Concluiu que se certos corpos são rígidos e inalteráveis, e se no entanto lhe pareciam diferentes, tal só era justificável porque ele assim o julgava. Logo a sua capacidade de observação era a chave do pensamento analítico e sintético e por via deste, tudo o que o rodeava girava em torno da sua percepção, mesmo que esta fosse de demonstração questionável.

Quanto a ele, pouca importância dava à fundamentação científica das suas suspeitas, consciente de que ao se tornar enchido ou lasca de presunto salgado iria sair mais tarde ou mais cedo por um qualquer buraco transformado em excremento desaproveitado e inútil. Em todo o caso era-lhe impossível escamotear a sua ânsia de compreender enquanto o coração lhe batesse e a sua depauperada massa cinzenta se agitasse com os estímulos e os impulsos percepcionais que, na sua suína opinião, eram tão válidos, embora levitando num patamar paralelo, quanto os dos arrogantes humanos, convencidos de serem os detentores da verdade e da sabedoria.

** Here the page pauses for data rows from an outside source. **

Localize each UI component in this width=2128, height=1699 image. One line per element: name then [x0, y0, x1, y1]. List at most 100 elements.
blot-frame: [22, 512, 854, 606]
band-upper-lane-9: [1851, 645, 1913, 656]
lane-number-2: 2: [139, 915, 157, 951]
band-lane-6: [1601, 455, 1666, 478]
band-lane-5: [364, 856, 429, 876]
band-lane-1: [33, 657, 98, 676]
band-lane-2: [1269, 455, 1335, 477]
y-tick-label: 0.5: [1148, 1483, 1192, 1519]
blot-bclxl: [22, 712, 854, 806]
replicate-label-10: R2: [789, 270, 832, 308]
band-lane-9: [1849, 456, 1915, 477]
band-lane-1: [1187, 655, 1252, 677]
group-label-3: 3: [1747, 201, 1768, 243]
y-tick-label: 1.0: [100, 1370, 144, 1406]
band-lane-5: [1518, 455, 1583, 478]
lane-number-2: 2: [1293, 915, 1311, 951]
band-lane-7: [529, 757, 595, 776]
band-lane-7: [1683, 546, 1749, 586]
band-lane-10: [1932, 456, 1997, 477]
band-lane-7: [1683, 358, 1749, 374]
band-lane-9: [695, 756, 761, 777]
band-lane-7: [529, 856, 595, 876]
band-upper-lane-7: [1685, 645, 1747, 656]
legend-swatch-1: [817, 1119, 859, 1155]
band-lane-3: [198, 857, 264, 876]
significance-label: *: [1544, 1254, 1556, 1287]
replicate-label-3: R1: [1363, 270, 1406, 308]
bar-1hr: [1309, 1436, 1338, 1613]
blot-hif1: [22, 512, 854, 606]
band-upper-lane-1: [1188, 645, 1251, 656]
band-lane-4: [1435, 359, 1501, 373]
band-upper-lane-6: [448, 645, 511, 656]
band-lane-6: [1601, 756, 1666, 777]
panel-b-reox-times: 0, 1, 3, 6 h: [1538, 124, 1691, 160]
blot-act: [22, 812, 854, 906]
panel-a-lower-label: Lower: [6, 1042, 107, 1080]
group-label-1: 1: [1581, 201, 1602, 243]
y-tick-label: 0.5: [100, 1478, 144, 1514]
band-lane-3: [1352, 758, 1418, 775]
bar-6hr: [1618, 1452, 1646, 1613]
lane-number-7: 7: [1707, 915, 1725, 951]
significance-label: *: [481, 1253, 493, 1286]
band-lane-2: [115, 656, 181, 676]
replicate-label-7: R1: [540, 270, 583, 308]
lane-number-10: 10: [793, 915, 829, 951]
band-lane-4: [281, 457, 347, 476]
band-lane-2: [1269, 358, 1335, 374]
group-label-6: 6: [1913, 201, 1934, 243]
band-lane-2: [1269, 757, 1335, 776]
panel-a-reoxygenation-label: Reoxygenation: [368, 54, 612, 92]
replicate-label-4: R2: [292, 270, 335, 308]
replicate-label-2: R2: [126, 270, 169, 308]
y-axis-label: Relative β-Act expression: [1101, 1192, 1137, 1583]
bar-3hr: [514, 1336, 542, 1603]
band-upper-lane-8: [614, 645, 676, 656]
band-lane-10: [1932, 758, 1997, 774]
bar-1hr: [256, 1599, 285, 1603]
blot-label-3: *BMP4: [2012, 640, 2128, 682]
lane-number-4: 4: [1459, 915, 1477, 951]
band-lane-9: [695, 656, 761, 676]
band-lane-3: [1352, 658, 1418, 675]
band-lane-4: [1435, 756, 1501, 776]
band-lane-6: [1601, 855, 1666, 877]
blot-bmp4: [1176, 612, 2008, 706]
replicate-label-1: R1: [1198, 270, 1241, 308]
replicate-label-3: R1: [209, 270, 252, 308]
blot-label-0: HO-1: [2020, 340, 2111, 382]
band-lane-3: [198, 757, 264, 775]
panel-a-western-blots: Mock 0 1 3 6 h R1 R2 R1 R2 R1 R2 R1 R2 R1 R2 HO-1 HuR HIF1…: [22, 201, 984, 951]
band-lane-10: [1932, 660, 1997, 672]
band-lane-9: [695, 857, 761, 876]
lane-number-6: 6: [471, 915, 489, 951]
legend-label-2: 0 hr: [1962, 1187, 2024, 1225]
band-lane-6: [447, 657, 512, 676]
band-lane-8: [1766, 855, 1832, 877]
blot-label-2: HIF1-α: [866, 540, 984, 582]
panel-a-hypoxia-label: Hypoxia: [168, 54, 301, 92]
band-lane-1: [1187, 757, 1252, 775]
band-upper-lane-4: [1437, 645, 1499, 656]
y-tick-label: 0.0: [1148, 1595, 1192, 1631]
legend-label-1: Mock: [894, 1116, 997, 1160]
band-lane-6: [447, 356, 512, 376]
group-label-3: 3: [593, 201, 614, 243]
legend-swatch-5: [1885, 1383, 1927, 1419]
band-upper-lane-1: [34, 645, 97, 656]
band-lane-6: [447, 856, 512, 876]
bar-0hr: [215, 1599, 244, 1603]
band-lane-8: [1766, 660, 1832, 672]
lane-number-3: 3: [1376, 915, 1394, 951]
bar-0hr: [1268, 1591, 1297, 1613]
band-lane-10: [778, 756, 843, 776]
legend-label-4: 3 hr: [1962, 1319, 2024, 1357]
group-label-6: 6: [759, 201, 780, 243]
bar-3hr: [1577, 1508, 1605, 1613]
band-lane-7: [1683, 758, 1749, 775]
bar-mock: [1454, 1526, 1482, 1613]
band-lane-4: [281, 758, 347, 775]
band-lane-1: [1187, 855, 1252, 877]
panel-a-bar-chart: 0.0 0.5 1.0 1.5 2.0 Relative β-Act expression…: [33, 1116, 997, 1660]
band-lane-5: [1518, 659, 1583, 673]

Afastara a intenção de entregar a alma ao criador, opinando que a dita lhe pertencia e que o senhor, preocupado com o flagelo das almas humanas, desdenharia as chagas da sua. Deduziu deste modo que nem todas as criaturas eram bem-vistas aos olhos de Deus. Para si também Deus não passava de simbologia mítica, o que ele aceitava plausivelmente como um elemento transcendente e concomitante no todo cósmico intemporal, tanto material como espiritual.

O seu grande dilema de porco, o qual nunca viria a interpretar, era a problemática da origem da génese. O nada sendo nada, conceito credível e compreensível, existia como contraposição ao físico e ao palpável mas o fosso vazio anterior ao perceptível, origem das origens elementares, escapava-lhe e não o sossegava a justificação de ter sido um ser superior a criar o que quer que fosse, porque para que tal acontecesse era necessário haver massa e espírito e um antecedente ao ser superior, logo, a explicação das origens remetia para uma origem anterior a essa criação. Problema bicudo que lhe fez derreter parte das banhas e que nem as doses reforçadas de bolotas e de cascas de fruta e de batatas conseguiram atenuar. Esta sua busca constrangedora da compreensão dos primórdios, preocupação maior da sua existência, redundou em fracassadas e inconclusivas deduções, o que o levou ao abatimento generalizado e quanto mais e melhor alimento lhe davam mais ele se recolhia nas suas reservadas cogitações, procurando, de focinho erguido ao alto ou recolhido em grunhidos inquiridores pelas ervas do quintal, desgastando as energias, respostas críveis para as suas temerosas dúvidas.

Quem não achava graça aos seus arroubos eram os donos, que se fartavam de o nutrir, sem que os seus cuidados se traduzissem em resultados palpáveis. O que só prova que nem todos os suínos devem ser cevados para se tornarem alheiras. Perdidas as esperanças e antes do tempo, numa seca e gélida manhã de Novembro, a sua pele herege foi chamuscada pelas línguas de fogo das carquejas purificadoras, para alívio das mentes puritanas da comunidade suína e consolo dos apetites gulosos dos humanos predadores.